Combining AI with agent-based modelling to investigate bumblebee exploratory flights
Anja Stanojlovic, Felix Leyendendecker, Keanu Lange, Taha Ilhan
The search and discovery of food sources in central place foragers and bumblebees (genus Bombus) is an instrumental complex problem. Their foraging behaviour can be divided into two distinct phases: exploration and exploitation flights. These two phases are characterised by unique flight behaviours and trajectory patterns. Exploratory flight trajectories are curvier and appear as digressive looping flights in undiscovered areas around the nest without stops at previously visited locations. This serves the purpose of orientating the bumblebee around the nest, learning where the nest is located in relation to its surroundings and exploring possible food sources. In the gradual process of switching from exploration to exploitation, the bumblebee no longer flies multiple loops around the nest, but instead flies directly in single loops to stop at specific locations that have been memorised as food sources. Nonetheless, there is a high degree of inter-individual variation among bumblebee flight patterns.

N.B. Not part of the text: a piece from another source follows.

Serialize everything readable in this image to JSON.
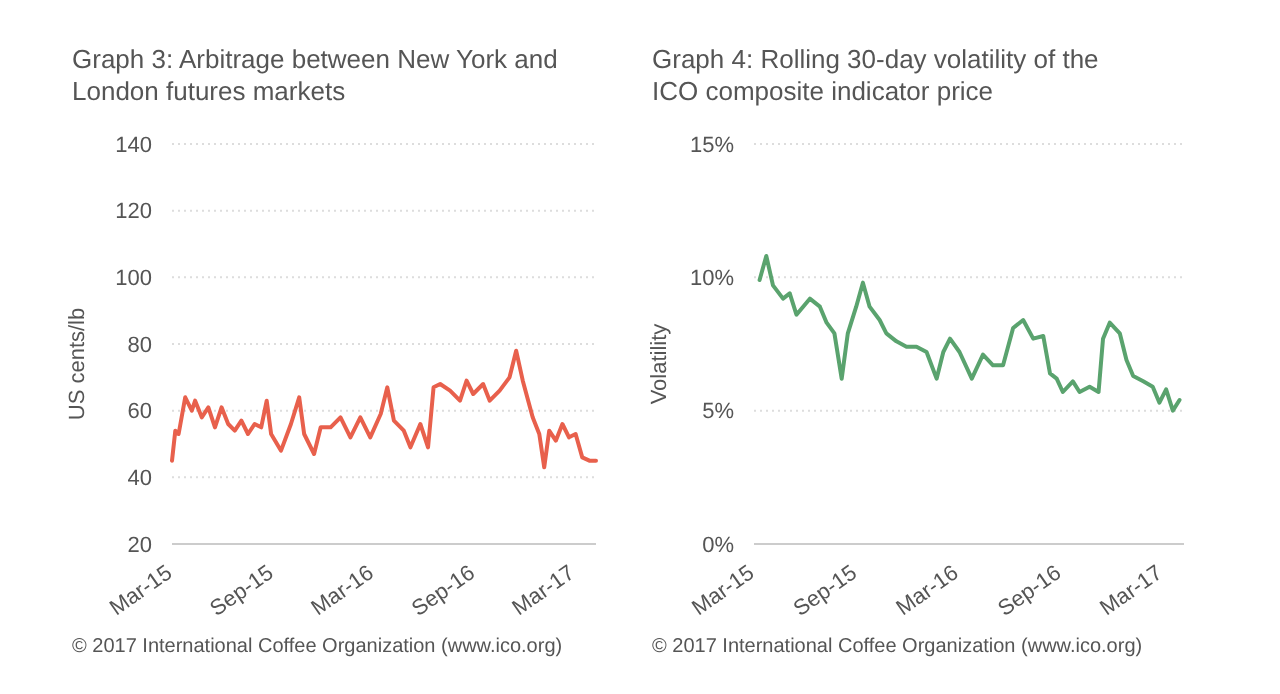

Our aim is to investigate the conditions under which looping behaviour emerges in bumblebees (Bombus terrestris in particular) during exploratory flights in nature. To do this, we use agent-based models in which agents are imbued with an artificial neural network representing the bumblebee brain, combined with an evolutionary process in which thousands of agents evolve over multiple generations. The bumblebee-agents with the best abilities are transferred to the next generation. Our model explores the necessary information needed to reproduce the exploratory behaviour empirically observed, taking into account the location of the nest and the memory of previously explored areas. We expect this approach to be sufficient to recreate the natural exploratory behaviour of bumblebees, characterised by an incremental expansion of the foraging area while maintaining the ability to efficiently return to the nest. This framework analyses the criteria that are being optimised during exploratory behaviour and the cognitive inputs required to achieve this.